This post was originally published on this site


March 04, 2015

When animating on the web, do you use a transition or an animation? There are times when you would want to choose one over the other. Let’s discuss the differences.

What are Transitions?

A transition occurs when an element changes from one state to another, and the browser fills in that state change with a sequence of in-between frames. It has a beginning and an end state.

We most often see transitions used on hover states, or when information on a page is added or removed. The hover states might be a subtle change in font color, and information on the page might fade from invisible to visible.

Since transitions are limited to these two stages, they can lack the nuance of animations but at the same time be easier to use.

When to use them

If you want to change an element from one state to another smoothly, a transition is a good choice. Simple changes can usually be handled with transitions and timing functions can be used to customize the way the transition occurs.

A transition would work well when someone hovers or taps a button:

Or when an item is added to a page:

  • A list item
  • A list item

What are Animations?

CSS Animations are a more powerful alternative to transitions. Rather than rely on a change from one beginning state to an end state, animations can be made up of as many in-between states as you like, and offer more control over how the states are animated.

Where a transition only goes from A to B, an animation can go from A, B, C to D. Or any number of stages as needed.

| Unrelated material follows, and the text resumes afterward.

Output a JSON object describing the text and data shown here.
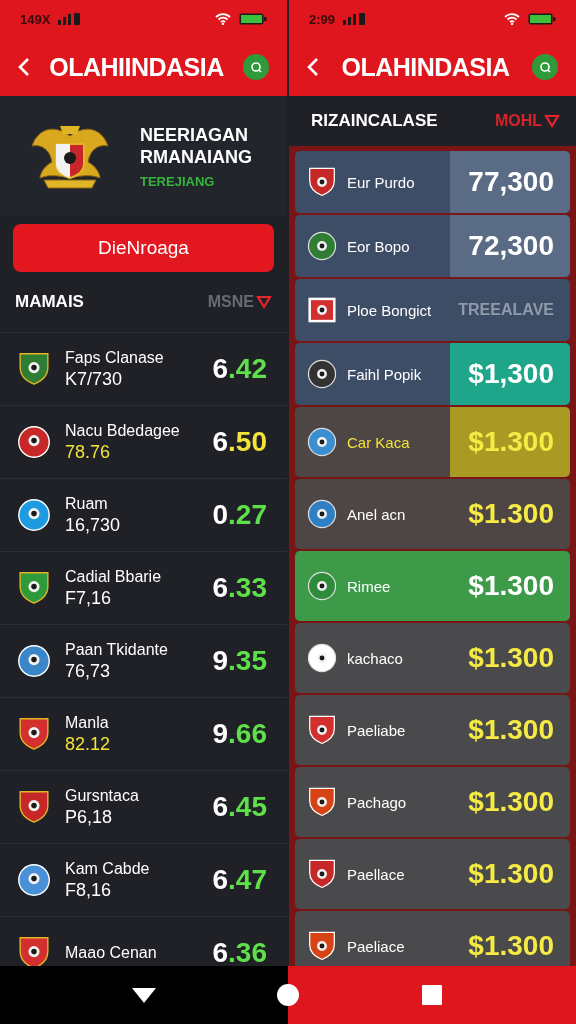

Animations achieve this by using sets of keyframes. Where a transition can be specified with one line in the class, an animation works by referencing a set of keyframes that are described separately in the CSS.

When to use them

If an animation needs to run when the page loads, or is more complex than a simple A to B state change, a CSS animation might be more appropriate.

Examples of this might be if you want to have an animation on the page that plays after a certain amount of time, like this blink effect on this Baymax character:

An animation might also be a good choice if an item has to move across multiple places on the page, such as an instruction overlay with a mouse cursor point out various areas of interest on a screen.

Sometimes it’s not obvious

A recent post began as an animation, but then became a case for transitions.

When I began designing this clock, I had the hands move continuously on load. This was a good case for using the animation property. It was to animate on load and continue forever. When I started adding more complexity, I found it made more sense to have the hands’ angles set using JavaScript.

As the hands were being moved by JavaScript, transitions became a better choice. When the JavaScript changes the angle of a hand, the CSS transition handles the change (from state A to state B) more elegantly than an animation would.

Check out this CSS clock tutorial for more detail.

In summary

Transitions for creating a smooth transition from one state to another, and animations for more complex series of movements.

Transitions are generally easier to create and manage, and apply to the majority of situations. If you need more control over animating an element through a series of steps, or if the animation needs to begin on load, then an animation with keyframes might be the better choice.